The last time I’d sat down with them like this, it hadn’t gone nearly so well. Oh, no. Mr. Danvers had been angry, and I hadn’t blamed him, because I
’d never intended all this to go so fast with Claire, but I’d said I loved her and I meant it. I still did.
“You’re not angry?” I finally asked. Mr. Danvers chuckled. He sounded just like one of those fathers on an old TV show, I forget which one.
“Of course not,” he said. “Why would we be? You’ve always been there for her, Shane. You’ve always looked after her. And we know she loves you.”
I found myself saying, “What about the stuff you said last time? That she had to wait until after college? About MIT and a career and everything?”
“Well,” Mrs. Danvers said, with that warm, sweet smile that my own mother had never given me, although she’d done her best, “that’s Claire’s decision, of course, but we’ll support whatever she feels is more important.”
It’s all so easy, isn’t it? Like a dream. Exactly like a dream. Wake up.
I didn’t want to wake up. I liked it here.
I found myself shaking Mr. Danvers’s hand, and getting a hug from Claire’s mom, and promising to work with her on the wedding, and all of a sudden I was in my car—when had I gotten the car? I couldn’t remember, but it seemed like I’d had it all along, my own black, shiny, murdered-out car—and driving back to Morganville, with Claire’s grandmother’s wedding ring in my pocket. It was a diamond with rubies on both sides.
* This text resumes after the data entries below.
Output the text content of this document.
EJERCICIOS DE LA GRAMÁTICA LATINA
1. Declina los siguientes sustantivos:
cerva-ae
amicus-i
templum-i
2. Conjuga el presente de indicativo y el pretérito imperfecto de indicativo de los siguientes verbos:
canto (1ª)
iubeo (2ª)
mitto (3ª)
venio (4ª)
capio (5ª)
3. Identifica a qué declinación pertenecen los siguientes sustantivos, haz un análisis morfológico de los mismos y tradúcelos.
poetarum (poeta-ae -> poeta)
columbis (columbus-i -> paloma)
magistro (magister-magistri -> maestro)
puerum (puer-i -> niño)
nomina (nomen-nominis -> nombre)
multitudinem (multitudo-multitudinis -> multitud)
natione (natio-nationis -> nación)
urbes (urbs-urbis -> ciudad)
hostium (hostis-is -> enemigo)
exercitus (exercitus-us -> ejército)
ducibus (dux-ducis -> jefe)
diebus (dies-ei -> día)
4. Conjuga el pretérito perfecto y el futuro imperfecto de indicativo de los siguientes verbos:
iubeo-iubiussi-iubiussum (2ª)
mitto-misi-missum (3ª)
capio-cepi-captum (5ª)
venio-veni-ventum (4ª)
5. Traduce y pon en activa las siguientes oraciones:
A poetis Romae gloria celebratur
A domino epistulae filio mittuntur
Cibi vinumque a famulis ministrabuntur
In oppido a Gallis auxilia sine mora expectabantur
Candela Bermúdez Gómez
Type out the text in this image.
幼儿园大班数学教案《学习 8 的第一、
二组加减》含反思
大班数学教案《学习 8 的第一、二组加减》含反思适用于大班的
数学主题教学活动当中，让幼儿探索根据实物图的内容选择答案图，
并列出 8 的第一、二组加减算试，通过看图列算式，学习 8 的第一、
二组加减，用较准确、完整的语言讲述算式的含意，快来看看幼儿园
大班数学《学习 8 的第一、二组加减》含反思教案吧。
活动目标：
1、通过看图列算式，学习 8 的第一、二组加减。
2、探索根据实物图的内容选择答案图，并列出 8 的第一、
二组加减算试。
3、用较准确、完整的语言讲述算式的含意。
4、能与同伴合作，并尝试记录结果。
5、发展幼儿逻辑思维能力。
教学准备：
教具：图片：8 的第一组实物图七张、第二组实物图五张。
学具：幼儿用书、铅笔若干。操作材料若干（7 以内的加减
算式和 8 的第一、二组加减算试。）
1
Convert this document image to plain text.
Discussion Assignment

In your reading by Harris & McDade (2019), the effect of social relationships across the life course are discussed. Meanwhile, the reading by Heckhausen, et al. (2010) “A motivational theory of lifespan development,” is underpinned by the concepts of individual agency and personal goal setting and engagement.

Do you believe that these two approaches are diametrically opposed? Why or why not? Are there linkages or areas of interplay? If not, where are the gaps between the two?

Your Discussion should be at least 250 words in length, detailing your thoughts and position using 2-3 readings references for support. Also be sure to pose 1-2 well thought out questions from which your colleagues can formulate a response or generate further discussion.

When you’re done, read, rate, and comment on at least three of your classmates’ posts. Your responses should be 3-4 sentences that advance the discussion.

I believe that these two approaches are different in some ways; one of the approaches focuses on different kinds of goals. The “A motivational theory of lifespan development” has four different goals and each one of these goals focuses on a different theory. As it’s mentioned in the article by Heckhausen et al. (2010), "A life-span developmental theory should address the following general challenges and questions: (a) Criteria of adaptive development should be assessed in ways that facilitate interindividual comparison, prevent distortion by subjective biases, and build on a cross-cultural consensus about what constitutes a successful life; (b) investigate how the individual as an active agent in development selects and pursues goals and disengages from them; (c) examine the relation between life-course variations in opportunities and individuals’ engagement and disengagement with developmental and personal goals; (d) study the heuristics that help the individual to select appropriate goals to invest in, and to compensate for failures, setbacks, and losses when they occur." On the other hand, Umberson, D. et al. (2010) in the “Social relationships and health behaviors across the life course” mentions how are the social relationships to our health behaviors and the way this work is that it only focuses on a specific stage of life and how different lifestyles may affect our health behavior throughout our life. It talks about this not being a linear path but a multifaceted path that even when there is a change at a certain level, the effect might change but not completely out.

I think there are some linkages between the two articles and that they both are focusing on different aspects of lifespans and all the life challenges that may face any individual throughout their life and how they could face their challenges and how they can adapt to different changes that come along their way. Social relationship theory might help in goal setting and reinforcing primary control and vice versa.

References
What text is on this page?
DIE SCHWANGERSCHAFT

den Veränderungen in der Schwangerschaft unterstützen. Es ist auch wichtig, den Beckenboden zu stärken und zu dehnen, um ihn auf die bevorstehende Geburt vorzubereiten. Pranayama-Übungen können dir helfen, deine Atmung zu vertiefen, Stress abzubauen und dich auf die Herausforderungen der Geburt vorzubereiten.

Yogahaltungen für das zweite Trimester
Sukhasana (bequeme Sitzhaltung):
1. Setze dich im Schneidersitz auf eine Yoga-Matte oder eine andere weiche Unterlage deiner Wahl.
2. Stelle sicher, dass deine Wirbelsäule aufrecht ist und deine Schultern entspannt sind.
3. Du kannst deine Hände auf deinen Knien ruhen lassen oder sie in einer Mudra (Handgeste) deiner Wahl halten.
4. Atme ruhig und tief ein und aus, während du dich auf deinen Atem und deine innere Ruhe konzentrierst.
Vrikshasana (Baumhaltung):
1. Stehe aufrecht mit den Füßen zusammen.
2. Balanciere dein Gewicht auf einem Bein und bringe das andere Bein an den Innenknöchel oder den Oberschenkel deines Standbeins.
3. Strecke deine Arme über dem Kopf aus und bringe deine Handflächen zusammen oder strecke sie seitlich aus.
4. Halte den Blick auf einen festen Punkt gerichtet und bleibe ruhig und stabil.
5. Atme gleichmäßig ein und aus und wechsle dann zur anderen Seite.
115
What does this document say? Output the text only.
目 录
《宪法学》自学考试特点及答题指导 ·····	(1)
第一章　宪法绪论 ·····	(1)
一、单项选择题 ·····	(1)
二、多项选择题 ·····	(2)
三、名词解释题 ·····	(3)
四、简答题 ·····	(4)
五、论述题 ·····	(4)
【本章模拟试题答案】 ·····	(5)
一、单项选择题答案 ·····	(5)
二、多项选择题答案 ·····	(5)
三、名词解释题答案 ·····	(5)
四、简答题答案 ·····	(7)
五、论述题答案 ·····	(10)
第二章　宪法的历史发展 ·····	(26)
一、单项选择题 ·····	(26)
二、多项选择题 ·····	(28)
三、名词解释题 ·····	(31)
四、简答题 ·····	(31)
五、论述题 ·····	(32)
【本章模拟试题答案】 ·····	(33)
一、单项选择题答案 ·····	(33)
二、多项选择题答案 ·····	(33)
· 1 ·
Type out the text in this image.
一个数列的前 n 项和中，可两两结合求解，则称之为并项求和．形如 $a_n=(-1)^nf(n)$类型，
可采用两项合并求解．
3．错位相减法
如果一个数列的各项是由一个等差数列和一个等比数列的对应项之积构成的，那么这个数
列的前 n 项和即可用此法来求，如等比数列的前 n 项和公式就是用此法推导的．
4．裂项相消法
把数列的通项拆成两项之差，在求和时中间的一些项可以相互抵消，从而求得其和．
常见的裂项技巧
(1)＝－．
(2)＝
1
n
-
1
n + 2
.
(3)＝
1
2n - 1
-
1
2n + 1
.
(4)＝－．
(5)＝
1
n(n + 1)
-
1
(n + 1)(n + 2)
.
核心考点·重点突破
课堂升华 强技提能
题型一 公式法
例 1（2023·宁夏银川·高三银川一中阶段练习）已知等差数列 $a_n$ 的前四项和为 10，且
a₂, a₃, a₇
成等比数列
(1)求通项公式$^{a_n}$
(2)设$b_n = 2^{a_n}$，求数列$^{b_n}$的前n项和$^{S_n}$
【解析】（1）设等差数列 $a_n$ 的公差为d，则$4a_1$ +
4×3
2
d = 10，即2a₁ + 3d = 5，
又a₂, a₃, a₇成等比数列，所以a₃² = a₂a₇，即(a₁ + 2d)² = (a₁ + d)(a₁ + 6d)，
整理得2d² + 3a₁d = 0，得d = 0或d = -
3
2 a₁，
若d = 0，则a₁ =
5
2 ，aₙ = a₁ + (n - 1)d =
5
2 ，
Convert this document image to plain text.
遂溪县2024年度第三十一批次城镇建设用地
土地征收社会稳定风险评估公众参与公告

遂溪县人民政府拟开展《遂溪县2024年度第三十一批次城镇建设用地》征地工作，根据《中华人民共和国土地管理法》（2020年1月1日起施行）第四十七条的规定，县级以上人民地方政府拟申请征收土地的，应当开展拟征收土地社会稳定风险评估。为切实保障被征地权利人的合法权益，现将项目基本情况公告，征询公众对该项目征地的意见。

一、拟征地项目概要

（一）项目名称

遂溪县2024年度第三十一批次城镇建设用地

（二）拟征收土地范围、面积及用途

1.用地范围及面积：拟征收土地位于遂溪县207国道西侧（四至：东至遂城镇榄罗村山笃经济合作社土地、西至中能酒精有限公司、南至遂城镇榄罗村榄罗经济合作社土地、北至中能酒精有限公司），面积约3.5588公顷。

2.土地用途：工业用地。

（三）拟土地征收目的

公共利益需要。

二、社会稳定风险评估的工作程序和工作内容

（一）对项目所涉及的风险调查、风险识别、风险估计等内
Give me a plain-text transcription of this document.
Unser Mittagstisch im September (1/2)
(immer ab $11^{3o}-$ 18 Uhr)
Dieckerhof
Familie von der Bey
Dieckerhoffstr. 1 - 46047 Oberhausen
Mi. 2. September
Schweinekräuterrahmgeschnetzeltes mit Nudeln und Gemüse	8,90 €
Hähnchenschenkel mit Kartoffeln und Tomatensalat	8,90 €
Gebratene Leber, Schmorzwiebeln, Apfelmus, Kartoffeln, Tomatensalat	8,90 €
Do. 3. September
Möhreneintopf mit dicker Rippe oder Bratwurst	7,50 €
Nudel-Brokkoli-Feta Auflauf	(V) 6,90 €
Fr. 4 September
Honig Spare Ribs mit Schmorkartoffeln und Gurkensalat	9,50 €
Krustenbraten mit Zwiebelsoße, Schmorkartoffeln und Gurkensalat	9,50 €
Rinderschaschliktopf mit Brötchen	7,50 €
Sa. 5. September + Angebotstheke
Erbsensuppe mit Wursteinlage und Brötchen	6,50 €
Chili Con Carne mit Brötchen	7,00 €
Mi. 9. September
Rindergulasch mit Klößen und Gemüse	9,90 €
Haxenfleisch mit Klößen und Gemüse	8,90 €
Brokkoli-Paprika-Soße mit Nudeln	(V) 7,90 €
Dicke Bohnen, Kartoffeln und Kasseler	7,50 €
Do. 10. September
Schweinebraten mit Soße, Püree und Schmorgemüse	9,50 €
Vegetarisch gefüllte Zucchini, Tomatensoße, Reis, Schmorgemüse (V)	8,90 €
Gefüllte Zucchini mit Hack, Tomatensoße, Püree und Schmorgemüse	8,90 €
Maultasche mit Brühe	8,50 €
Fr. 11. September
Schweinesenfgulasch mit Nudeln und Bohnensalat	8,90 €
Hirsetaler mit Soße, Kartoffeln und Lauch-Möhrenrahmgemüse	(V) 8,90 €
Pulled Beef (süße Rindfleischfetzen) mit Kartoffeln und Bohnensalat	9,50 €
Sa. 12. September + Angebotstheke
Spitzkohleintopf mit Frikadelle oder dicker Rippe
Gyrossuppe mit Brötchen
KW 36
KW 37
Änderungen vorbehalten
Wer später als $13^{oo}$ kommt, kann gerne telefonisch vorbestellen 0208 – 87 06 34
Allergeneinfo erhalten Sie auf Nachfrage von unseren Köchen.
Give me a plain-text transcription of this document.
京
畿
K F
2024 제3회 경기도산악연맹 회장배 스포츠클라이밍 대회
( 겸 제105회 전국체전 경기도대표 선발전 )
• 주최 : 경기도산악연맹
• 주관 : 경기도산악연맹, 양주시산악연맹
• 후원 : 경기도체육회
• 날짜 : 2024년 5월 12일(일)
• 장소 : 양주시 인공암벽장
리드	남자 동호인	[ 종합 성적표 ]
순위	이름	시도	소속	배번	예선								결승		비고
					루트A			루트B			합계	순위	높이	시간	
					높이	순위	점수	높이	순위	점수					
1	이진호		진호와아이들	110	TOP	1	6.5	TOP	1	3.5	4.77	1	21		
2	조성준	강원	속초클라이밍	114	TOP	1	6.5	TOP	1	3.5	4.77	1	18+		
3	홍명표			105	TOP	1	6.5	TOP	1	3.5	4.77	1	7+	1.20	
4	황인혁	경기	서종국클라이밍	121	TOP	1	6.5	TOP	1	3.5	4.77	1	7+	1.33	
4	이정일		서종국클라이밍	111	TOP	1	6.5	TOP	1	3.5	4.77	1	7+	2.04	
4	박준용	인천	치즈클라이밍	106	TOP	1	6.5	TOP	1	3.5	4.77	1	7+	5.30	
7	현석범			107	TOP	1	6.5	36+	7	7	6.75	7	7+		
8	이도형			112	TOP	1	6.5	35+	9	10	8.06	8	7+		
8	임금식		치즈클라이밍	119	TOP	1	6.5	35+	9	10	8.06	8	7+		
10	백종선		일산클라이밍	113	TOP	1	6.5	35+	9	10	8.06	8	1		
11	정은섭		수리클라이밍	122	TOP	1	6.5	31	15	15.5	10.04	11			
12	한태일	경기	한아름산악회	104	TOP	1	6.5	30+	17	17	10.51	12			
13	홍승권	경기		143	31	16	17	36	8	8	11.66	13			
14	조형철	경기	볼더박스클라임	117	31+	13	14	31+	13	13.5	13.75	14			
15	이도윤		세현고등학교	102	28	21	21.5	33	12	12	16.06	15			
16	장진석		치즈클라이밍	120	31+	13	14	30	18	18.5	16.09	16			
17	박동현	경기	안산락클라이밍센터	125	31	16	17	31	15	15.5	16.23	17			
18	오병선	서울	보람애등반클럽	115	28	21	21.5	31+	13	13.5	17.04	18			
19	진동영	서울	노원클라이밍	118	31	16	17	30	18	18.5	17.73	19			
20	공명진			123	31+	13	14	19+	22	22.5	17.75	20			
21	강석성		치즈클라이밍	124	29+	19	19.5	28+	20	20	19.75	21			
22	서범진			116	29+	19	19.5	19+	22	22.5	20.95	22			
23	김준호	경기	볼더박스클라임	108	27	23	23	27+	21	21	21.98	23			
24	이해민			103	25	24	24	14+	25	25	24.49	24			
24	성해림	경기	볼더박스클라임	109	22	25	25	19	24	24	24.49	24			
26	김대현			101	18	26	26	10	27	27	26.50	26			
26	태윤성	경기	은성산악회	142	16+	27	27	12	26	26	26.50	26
No, that was your mother’s ring. Your dad pawned it, remember? To get the money to send you back to Morganville. You didn’t want him to do it. You can’t have it now, can you?
Of course I could.
I was getting married.
The only problem was, none of it seemed real as it sped forward. Not the days that passed in a haze, not when Michael and Eve moved out on their own and left me and Claire the Glass House (and why would they do that, it was Michael’s house, why would he leave it to us?).
Newlyweds needed their own place, Eve told me, and winked. But she didn’t seem like Eve anymore. She was almost … a shadow. Threadbare. A memory of someone I’d known once.